L'idée de participation est un impératif de survie nationale, identitaire et économique, parce qu'elle implique un projet collectif et non une déliquescence individualiste, parce qu'elle force les camarades de travail d'une entreprise à se concerter et à discuter de leurs vrais problèmes, sans être doublement "aliénés": et par les mécanismes économiques du salariat et par les discours abrutissants des médias qui remplacent désormais largement l'opium religieux, comme l'entendaient Feuerbach, Marx et Engels, dont les idées sont trahies allègrement aujourd'hui par ceux qui s'en revendiquent tout en les figeant et les dénaturant. La réalité, qui n'est pas soft  mais hard, contrairement à ce qu'affirment les faux prophètes, a déjà dû s'adapter à cette nécessité de lier le travailleur immédiatement à sa production: l'éléphantiasis tant des appareils administratifs étatisés de type post-keynésiens que des énormes firmes transnationales ont généré, à partir de la première crise pétrolières de 1973, une inertie et une irresponsabilité croissantes de la part des salariés, donc une perte de substance humaine considérable. Il a fallu trancher stupidement, avec gâchis, au nom de chimères opposées, en l'occurrence celles du néo-libéralisme reaganien ou thatchérien. Renvoyer des salariés sans préparation au travail indépendant. Résultat, dans les années 80: accroissement exponentiel du chômage, avec des masses démobilisées n'osant pas franchir ce pas, vu que les législations de l'ère keynésienne (qui trahissaient Keynes) avaient pénalisé le travail indépendant. Autre résultat, au seuil des années 90: une inadaptation des structures d'enseignement aux besoins réels de la société, avec répétition sociale-démocrate des vieux poncifs usés, avec hystérie néo-libérale destructrice des secteurs universitaires jugés non rentables, alors qu'ils explorent, souvent en pionniers, des pans entiers mais refoulés du réel; et produisent, du coup, des recherches qui peuvent s'avérer fructueuses sur le long terme.
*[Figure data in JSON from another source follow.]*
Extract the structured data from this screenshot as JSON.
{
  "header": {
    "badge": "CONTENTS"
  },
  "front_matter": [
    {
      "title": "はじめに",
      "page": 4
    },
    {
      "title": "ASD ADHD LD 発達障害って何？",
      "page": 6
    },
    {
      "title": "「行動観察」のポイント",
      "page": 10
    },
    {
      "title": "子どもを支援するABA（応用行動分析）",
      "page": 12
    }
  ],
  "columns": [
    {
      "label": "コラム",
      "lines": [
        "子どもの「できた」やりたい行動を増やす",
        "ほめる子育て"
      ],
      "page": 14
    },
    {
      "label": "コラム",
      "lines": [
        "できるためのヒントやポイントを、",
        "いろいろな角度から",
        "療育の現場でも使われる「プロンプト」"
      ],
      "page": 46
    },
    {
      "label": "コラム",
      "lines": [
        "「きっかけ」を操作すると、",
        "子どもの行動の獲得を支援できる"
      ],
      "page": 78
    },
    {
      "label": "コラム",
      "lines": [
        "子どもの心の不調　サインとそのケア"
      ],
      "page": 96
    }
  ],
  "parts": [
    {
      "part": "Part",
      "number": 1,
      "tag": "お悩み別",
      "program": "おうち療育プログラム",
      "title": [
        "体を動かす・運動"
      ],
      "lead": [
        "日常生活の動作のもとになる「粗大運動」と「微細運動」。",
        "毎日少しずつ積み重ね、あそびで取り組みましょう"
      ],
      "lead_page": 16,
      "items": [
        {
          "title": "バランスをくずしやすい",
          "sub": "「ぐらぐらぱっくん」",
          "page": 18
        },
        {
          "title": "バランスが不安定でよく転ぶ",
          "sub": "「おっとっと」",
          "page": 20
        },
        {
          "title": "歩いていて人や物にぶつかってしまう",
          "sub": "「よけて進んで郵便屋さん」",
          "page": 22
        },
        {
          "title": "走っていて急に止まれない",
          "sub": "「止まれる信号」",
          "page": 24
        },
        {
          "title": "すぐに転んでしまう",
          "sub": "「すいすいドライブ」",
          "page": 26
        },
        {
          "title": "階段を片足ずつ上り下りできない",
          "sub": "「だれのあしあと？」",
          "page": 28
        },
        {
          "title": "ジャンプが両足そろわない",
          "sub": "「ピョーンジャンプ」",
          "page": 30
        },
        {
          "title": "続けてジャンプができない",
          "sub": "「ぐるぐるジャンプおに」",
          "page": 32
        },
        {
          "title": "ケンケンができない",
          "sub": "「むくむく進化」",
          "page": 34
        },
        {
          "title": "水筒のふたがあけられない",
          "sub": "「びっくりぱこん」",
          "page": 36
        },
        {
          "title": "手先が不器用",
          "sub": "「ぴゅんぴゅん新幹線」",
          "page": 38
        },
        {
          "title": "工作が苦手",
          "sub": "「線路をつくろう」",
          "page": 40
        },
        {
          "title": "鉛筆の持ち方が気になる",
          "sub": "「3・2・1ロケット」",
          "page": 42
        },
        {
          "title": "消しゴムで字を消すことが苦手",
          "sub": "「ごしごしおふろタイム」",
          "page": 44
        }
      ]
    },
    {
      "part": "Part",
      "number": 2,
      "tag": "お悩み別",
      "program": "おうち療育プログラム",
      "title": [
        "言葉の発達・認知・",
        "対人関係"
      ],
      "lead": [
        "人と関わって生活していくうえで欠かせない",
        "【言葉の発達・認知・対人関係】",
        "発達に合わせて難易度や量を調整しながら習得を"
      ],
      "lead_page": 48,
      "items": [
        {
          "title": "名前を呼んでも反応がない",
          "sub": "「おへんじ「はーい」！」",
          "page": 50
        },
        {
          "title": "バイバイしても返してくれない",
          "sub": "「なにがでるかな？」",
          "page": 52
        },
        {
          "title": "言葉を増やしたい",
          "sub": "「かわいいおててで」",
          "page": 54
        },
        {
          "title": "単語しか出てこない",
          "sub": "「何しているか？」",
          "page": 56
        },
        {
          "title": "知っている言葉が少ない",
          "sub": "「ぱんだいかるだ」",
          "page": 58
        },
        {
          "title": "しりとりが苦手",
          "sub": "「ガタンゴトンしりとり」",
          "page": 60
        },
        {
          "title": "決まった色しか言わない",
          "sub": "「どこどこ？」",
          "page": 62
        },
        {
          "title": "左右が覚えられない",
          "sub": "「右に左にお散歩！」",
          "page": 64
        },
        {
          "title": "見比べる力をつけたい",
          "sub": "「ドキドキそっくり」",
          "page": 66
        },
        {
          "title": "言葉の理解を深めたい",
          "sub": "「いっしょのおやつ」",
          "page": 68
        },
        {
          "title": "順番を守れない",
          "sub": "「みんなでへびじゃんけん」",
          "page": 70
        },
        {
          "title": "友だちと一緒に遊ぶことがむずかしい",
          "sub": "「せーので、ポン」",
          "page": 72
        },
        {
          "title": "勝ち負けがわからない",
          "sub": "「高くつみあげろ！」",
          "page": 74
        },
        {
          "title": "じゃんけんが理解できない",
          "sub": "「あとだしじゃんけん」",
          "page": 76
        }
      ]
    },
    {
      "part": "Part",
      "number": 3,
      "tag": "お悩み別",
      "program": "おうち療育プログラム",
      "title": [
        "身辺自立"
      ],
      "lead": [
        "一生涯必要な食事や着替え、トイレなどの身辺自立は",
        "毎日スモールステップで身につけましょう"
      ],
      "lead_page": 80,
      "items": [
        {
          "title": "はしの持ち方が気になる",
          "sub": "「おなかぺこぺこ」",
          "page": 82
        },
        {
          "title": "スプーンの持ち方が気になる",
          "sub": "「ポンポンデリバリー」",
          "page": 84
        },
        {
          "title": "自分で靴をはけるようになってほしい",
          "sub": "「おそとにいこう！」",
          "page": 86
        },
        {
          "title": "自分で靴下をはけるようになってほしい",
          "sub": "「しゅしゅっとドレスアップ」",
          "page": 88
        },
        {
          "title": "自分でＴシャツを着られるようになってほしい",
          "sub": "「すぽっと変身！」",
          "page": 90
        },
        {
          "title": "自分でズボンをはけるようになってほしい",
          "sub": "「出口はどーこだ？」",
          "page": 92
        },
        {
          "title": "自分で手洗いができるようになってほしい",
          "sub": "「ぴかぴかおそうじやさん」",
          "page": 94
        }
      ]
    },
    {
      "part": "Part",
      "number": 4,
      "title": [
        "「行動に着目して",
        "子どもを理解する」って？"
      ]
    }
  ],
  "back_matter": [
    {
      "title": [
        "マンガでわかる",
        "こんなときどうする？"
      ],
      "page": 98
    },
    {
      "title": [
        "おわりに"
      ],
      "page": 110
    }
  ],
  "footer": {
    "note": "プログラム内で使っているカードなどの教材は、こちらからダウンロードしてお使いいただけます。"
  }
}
Les vicissitudes et les dysfonctionnements que nous observons dans notre société contemporaine proviennent de ce désancrage permanent qu'imposent les idéologies dominantes, privilégiant toutes sortes de chimères idéologiques, transformant la société en un cirque où des milliers de clowns ânonnent des paroles creuses, sans rien résoudre. La participation et l'intéressement sont les aspects lucratifs d'une vision du monde qui privilégie le concret, soit le travail, la créativité humaine et la chaîne des générations. Ce recours au concret est l'essence même de notre démarche. Au-delà de tous les discours et de toutes les abstractions monétaires, de l'étalon-or ou du dollar-roi, le moteur de l'économie, donc de notre survie la plus élémentaire, reste le travail. Définir en termes politiques notre option est assez malaisé: nous ne pouvons pas nous définir comme des "identitaires-travaillistes", puisque le mot "travailliste" désigne les sociaux-démocrates anglais ou israëliens, alliés aux socialistes de nos pays qui claudiquent de compromissions en compromissions, depuis le programme de Gotha jusqu'à celui de Bad Godesberg (4), depuis les mesures libérales du gouvernement Mitterand jusqu'à son alliance avec Bernard Tapie ou son alignement inconditionnel sur les positions américaines dans le Golfe.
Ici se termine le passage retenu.